Der Dichter wird
als Mensch und Bürger sein Vaterland lieben, aber das Vaterland seiner
poetischen Kräfte und seines poetischen Wirkens ist das Gute, Edle und Schöne,
das an keine besondere Provinz und an kein besonderes Land gebunden ist, und
das er ergreift und bildet, wo er es findet. Er ist darin dem Adler gleich, der
mit freiem Blick über Ländern schwebt und dem es gleichviel ist, ob der Hase,
auf den er hinabschießt, in Preußen oder in Sachsen läuft.
Und was heißt
denn: sein Vaterland lieben, und was heißt denn: patriotisch wirken?

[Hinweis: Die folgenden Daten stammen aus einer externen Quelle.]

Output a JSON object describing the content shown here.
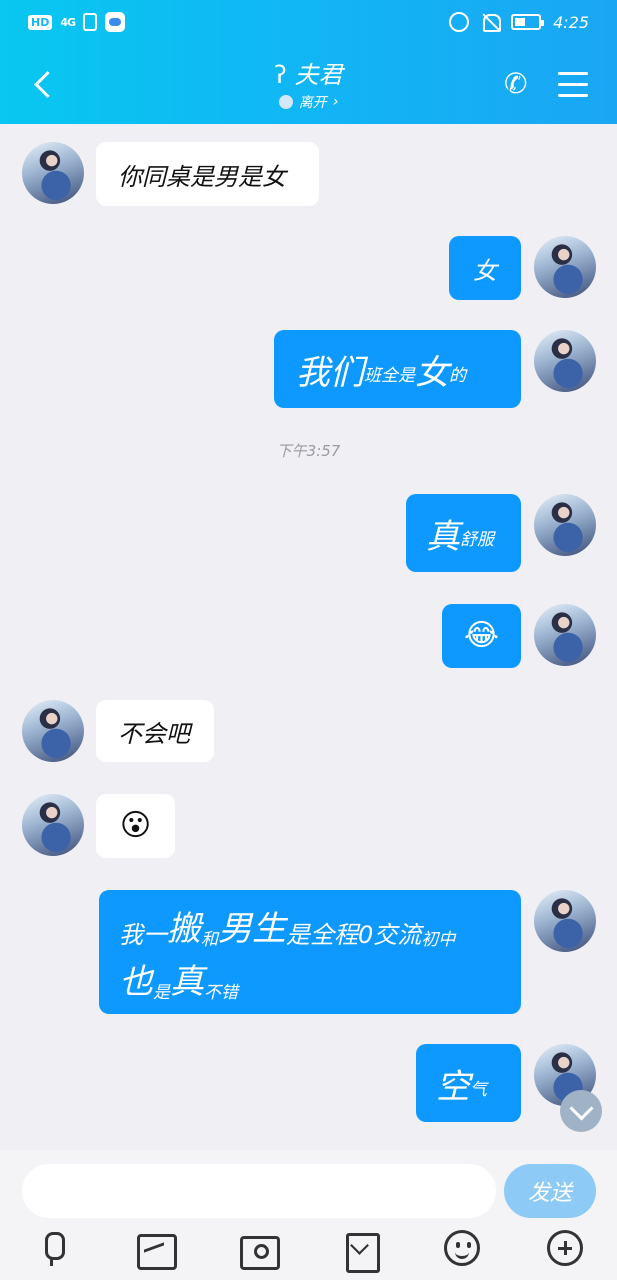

Wenn ein
Dichter lebenslänglich bemüht war, schädliche Vorurteile zu bekämpfen,
engherzige Ansichten zu beseitigen, den Geist seines Volkes aufzuklären, dessen
Geschmack zu reinigen und dessen Gesinnungs- und Denkweise zu veredeln, was
soll er denn da Besseres tun? und wie soll er denn da patriotischer wirken? - An einen Dichter so ungehörige und undankbare Anforderungen zu machen, wäre
ebenso, als wenn man von einem Regimentschef verlangen wolle: er müsse, um ein
rechter Patriot zu sein, sich in politische Neuerungen verflechten und darüber
seinen nächsten Beruf vernachlässigen. Das Vaterland eines Regimentschefs aber
ist sein Regiment, und er wird ein ganz vortrefflicher Patriot sein, wenn er
sich um politische Dinge gar nicht bemüht, als soweit sie ihn angehen, und wenn
er dagegen seinen ganzen Sinn und seine ganze Sorge auf die ihm untergebenen
Bataillons richtet und sie so gut einzuexerzieren und in so guter Zucht und
Ordnung zu erhalten sucht, daß sie, wenn das Vaterland einst in Gefahr kommt,
als tüchtige Leute ihren Mann stehen.